Most reports of DX TV reception at this time come ,from fringe areas, where the inherently weaker signals available locally can put up less of a battle against intruders. Nevertheless, the author, who resides in a near suburb of New York City where there is signal strength to throwaway, has suffered some mild, occasional co-channel effects - horizontal lines, windshield-wiper effect, infrequent sync instability - on channel 2. This has occurred three or four times over the last half year, and has lasted for two or three hours on each occasion.

To the DX fan, these random pick-ups are gifts from heaven - or from the sky, in any case - especially when they fall on channels that are normally vacant in the local area. To most viewers, these invading signals are unwelcome obstacles to TV enjoyment, and these people can't understand what is wrong with the idiotic technician who shrugs his shoulders helplessly when he is asked to "fix the set."

The situation is a tough one, because a sure, universal cure does not exist. In areas where the victim has been getting by with an antenna that is largely nondirectional, a narrowly beamed unit, aimed in the direction from which transmission is desired, will cut down hobo signals that drop in uninvited from random angles. However, the refracted intelligence may also swoop down from the angle of optimum orientation. Even in these cases, the fact that normal TV transmissions travel in the horizontal direction gives us something to work on. The angle of incidence of radiation bounced back from the ionosphere will be oblique (see Fig. 1). There are many good antennas that not only discriminate against signals arriving at the rear and sides, but also reject signals that do not come in horizontally. A check of the vertical radiation patterns supplied by most manufacturers of good antennas will be useful in making a choice.

Recommending the expense of a new antenna installation to a victim of the sun is a delicate problem, at best. There is no assurance as to how effective it will be, and the unpredictable sunspot cycle may come to an end before the cost of a new antenna can be justified in terms of whatever relief it will provide from the difficulty. The technician would do just as well to use the opportunity for stressing the need for a better, newer antenna on general principles, with possible reduction of sunspot interference as an added inducement. Overstressing the possible protection against interference from DX TV transmissions, even where this symptom has been a fairly regular nuisance, leaves the technician open to recrimination by the set owner where the results will not justify the expenditure involved. Few technicians will want to take such a risk.

In any case - and especially in those where the condition exists despite a good antenna installation - an important public-relations problem confronts the TV service worker.

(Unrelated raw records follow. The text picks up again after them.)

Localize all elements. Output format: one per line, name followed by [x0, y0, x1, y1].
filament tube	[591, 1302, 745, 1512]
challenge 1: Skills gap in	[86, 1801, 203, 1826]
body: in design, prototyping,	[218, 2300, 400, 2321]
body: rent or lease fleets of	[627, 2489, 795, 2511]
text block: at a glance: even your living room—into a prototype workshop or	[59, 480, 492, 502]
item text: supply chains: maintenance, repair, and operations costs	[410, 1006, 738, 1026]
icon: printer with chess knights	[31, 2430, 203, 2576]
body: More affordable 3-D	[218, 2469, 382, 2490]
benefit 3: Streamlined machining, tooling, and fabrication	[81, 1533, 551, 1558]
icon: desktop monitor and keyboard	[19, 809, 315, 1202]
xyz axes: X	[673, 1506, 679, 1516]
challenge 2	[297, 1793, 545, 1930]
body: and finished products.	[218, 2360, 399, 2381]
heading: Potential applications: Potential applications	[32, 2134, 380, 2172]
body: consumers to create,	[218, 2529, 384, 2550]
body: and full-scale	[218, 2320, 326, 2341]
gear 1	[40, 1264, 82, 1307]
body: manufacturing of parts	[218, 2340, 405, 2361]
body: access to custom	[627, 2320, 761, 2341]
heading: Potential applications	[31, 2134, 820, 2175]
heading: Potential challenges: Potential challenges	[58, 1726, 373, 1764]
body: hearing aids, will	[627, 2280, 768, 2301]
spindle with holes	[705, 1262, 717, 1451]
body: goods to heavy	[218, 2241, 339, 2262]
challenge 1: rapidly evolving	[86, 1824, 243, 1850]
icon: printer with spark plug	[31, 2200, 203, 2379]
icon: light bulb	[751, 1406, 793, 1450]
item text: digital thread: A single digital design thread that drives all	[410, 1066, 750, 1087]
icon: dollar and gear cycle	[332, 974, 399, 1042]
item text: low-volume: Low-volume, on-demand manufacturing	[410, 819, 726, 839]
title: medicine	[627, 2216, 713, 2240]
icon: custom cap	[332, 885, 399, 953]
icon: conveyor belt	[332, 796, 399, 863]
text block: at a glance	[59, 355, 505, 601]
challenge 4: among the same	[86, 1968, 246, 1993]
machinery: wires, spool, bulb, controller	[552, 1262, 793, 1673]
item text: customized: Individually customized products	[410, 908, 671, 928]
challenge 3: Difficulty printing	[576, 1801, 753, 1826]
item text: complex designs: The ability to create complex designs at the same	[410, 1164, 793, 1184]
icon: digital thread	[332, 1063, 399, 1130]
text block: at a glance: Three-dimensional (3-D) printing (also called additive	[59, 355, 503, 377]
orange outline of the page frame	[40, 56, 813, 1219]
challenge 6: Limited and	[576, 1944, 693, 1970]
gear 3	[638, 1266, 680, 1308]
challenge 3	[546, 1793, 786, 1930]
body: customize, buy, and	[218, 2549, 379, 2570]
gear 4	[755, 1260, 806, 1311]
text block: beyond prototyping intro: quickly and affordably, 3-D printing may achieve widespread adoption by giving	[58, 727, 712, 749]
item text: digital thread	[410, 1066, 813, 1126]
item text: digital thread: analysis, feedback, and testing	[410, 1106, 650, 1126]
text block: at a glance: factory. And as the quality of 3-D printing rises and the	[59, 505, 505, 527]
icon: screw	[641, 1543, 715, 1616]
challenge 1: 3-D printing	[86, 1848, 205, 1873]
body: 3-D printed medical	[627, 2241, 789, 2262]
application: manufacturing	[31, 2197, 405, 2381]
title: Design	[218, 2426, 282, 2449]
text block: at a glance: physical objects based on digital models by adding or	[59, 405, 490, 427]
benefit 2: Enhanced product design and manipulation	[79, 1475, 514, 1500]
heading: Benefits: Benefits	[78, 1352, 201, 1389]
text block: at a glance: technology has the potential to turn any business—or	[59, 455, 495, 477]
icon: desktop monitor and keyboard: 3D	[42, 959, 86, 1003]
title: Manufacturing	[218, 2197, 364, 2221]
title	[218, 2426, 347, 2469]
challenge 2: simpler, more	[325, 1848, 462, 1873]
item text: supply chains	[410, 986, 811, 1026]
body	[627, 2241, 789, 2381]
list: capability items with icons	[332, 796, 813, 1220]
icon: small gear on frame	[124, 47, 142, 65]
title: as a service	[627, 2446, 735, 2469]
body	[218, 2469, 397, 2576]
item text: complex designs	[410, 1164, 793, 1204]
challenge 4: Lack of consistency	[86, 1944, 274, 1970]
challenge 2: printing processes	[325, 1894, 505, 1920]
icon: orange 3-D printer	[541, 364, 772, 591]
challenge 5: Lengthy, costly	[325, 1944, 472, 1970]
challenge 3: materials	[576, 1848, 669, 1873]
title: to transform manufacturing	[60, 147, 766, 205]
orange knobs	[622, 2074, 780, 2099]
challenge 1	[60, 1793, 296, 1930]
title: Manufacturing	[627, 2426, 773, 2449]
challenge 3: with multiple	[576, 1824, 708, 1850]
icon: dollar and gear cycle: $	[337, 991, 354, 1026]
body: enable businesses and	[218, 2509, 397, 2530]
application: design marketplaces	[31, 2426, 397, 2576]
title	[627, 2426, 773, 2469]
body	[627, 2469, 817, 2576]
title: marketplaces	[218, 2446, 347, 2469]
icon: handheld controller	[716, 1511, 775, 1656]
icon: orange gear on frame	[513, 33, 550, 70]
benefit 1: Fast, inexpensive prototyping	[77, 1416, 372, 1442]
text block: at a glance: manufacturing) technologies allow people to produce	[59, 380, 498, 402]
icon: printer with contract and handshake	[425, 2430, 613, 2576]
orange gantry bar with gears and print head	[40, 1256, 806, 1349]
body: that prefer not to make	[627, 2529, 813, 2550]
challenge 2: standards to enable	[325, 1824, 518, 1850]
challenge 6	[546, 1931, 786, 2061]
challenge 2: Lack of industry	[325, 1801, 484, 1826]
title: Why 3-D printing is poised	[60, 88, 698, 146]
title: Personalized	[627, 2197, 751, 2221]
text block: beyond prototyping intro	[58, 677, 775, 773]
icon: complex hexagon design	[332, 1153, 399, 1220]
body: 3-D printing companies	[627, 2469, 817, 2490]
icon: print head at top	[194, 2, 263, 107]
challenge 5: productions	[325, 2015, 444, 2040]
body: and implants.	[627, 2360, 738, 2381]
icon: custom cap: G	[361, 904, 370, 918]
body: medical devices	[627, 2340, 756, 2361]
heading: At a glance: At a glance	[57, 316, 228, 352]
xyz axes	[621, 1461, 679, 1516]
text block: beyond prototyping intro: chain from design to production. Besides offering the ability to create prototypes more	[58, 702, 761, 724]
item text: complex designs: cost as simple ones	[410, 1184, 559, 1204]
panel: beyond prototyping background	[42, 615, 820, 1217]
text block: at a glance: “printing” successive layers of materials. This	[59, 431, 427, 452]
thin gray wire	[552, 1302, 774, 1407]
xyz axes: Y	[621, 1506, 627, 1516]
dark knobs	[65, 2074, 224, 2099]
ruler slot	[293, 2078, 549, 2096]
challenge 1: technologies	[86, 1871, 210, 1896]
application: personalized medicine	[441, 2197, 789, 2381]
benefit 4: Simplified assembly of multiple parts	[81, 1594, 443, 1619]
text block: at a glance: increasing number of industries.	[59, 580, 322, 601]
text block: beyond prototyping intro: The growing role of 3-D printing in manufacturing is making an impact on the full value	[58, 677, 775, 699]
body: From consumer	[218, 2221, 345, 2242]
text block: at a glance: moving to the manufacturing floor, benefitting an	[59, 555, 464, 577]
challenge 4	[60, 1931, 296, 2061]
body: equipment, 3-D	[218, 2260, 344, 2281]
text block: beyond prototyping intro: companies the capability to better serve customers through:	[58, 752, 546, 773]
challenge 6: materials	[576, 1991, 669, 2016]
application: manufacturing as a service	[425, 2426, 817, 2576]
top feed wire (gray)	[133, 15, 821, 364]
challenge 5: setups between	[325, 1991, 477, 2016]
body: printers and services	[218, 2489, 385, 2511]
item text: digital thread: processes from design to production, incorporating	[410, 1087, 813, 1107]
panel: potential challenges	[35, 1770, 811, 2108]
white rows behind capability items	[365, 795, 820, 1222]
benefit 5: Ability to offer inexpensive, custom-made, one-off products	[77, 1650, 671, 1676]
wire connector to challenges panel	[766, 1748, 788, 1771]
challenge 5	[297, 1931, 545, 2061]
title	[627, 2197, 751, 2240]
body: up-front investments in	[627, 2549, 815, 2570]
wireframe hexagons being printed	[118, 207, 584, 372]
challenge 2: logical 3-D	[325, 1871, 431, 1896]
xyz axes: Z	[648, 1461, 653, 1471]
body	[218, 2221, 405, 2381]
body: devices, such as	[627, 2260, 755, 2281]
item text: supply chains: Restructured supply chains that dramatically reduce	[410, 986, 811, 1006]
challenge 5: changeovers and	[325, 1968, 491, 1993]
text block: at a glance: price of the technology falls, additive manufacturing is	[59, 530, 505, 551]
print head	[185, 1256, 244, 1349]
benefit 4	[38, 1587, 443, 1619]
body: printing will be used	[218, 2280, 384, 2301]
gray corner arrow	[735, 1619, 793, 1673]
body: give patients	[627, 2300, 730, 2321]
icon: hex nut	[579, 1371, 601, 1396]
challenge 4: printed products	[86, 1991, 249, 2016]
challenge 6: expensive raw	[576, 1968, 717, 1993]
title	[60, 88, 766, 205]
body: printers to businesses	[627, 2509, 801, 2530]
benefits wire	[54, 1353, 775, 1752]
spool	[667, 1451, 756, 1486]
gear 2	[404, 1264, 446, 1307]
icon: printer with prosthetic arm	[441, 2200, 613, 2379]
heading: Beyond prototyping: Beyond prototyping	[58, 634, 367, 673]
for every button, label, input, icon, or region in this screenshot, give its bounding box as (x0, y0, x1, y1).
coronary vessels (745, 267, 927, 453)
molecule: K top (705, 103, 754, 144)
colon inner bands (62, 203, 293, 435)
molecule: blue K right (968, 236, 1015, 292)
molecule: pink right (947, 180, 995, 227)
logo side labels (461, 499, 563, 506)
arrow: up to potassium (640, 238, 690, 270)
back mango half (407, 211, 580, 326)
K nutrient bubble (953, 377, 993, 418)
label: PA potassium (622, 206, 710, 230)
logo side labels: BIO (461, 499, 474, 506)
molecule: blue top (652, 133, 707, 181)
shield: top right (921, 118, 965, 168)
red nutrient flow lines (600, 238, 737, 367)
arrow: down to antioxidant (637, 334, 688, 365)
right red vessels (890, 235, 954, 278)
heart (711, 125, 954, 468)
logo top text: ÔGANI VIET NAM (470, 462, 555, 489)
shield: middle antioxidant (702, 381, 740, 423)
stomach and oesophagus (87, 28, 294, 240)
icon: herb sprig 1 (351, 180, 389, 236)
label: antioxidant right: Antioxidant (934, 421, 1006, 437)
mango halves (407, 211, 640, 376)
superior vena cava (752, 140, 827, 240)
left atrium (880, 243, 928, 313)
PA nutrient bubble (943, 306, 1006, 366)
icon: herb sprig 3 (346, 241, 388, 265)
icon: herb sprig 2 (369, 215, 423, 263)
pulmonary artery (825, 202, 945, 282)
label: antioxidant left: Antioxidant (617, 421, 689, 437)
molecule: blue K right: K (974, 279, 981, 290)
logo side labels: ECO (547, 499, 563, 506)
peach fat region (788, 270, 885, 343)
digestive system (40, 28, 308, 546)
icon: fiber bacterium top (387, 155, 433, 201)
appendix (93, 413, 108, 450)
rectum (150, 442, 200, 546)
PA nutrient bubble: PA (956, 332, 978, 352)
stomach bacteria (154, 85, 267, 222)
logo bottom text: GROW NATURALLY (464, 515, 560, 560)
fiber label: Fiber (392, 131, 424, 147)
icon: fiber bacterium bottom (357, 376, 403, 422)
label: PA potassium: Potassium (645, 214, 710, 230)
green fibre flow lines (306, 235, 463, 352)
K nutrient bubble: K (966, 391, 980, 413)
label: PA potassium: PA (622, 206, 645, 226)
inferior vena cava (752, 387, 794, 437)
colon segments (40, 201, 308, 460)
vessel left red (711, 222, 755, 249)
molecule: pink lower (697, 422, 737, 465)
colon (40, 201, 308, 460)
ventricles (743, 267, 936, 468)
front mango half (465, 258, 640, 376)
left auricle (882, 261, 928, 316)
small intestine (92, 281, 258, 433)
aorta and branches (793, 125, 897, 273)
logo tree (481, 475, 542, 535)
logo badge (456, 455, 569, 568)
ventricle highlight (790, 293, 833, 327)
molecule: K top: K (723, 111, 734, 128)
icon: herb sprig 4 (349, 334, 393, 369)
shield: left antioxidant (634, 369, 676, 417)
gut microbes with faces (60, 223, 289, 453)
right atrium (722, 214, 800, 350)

Unless it is properly handled, he may suffer loss of confidence with some customers. His best bet is to make a rough sketch like the one shown in Fig. 1 and try to explain what is going on. The simplified explanation given here has been tried out on several nontechnical people with good success. The technician is less likely to be looked upon as an idiot if he can do this successfully; he is also giving his customer an honest picture of the situation and expectations. In effect, the customer, not the technician, is responsible for the decision as to whether a gamble on a new antenna should be taken. Besides, while the explanation is being given, the symptoms may very well disappear altogether.